Life is Beautiful
Golly, I've been so negative lately... Today I think I will start the "Life is Beautiful" series. Let's see if I can stick to only finding and talking about the good things I see all around me every day.
LIFE IS BEAUTIFUL!!!!! I found a health club that doesn't cost over $100 a month... of course, if I go often it will still be up there in cost at $4 a day. I would hope I would use it somewhat frequently, even though it is a 15 minute jog from my work.... that's not beautiful! I don't want to have to jog to a health club... it's crazy madness!!
LIFE IS BEAUTIFUL!!!! I did jog to the health club tonight, (after making a trip home to change clothes and then paying another 130 yen to go back to Kichijyoji (where I work). Anyway, I jogged there and found when I arrived that before I can use it I have to take a special beginner's course on how to not kill myself. The course starts everydy at 6:00 though... what about people who work?!?! It's crazy madness!!!!
But WAIT!!! that's not the beautiful part... On the jog back to the station where I would have to pay another 130 yen to get home after doing absolutely nothing, I noticed a fishing gear shop. I recently bought a pole to use while I am kayaking, but when I bought the pole I got tricked into buying the wrong kind of bait and gear... I bought some crap that you drop straight down in the water and the bait doesn't stay on the hook, rather it disperses around the area I am fishing in... this draws the fish to the area so they will get snagged on the hook obviously. Unfortunately, as I found when I tried to use it, a kayak in the ocean does not stay still. I wound up pouring a lot of fish food in the water to attract the fish, and by the time they came (if they ever did) my boat had floated far far away... and of course by now any fish that may have been at my current location have now all gone to where I dumped all that expensive bait.
But WAIT!!! That's not the beautiful part,,, as I jogged by the fishing gear shop I stopped in for advice and learned everything I will need to become a near pro. I will never pack food when I go out in the kayak again. With my newfound knowledge and fishing-pole knot tying ability (the salesman taught me that too) I will never starve again. I also may be catching some yummy squid!
LIFE IS BEAUTIFUL!!! I spent the better portion of the day vacillating over whether or not I should go to the has tonight... I was not really in the mood, and basically the only reason I could think of to go is to trick myself into thinking that I am not anti-social. Should I go... should I not go... go? no go? such a difficult decision to make no? Well, a beautiful thing happened when I moved a pile of books that had been growing on my desk for the past month... I found my calculator! After that it was a simple matter of typing in the amount money I had in my wallet (about 15,000 yen) and subtracting the price of the hash (4,000 yen). Then I compared the result with the original 15,000 and quickly came to the conclusion that I would have more money in my wallet when I wake up the next day if I don't go to the hash. (the beautiful part was when I found the calculator)
LIFE IS BEAUTIFUL!!! I learned something cool about sky scrapers today from a reader who saw the link I posted about skyscrappers...

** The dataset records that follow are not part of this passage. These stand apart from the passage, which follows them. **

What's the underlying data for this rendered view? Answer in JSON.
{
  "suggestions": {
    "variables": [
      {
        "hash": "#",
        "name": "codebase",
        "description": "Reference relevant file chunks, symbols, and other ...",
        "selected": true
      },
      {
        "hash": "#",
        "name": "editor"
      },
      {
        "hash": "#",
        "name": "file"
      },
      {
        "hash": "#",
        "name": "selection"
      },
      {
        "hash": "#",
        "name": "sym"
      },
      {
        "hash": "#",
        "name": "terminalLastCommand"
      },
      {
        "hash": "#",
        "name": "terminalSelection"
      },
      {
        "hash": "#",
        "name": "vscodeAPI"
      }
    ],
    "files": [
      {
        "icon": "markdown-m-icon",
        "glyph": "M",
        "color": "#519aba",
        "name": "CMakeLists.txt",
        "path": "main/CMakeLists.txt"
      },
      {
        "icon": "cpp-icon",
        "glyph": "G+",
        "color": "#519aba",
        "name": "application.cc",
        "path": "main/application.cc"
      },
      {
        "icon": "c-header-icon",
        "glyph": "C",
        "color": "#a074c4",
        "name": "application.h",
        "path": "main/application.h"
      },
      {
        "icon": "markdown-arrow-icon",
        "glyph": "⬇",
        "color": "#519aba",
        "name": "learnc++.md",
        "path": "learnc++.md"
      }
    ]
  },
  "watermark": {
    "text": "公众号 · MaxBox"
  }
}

Did you look at the tallest buildings never built? The Illinois Tower, designed by Frank Loyd Wright? When I was in some engineering class in college, we talked about that building. Apparently, FLW never thought about the feasibility of a building 1 mile tall. If you look at other office buildings to get info like # of workers per square feet (and all kinds of other info) and apply it to this building, it would be impossible to get that many people into and out of the building in 24 hours. Even if there was a high-speed train shuttling people into the 1st floor as fast as possible, it would still be impossible because the entire volume of the building would have to be elevator shafts to move people up and down the floors.
Life is not so beautiful for 12 people and their families in Idia and Nepal where an elephant went berserk and rampaged through villages killing 12 people. Ihear about a suicide bombing that killed 12 people and wonder how people live knowing that it may be them next, or their children... I have never thought about how people feel when an elephant rampages through the village and kills their family. I wonder if they ever have either... "At least" (I really hesitate to use those words) a sicide bombing is something that everyone in Isreal and the West bank must consider a possibility, but did these people in India ever think this would happen?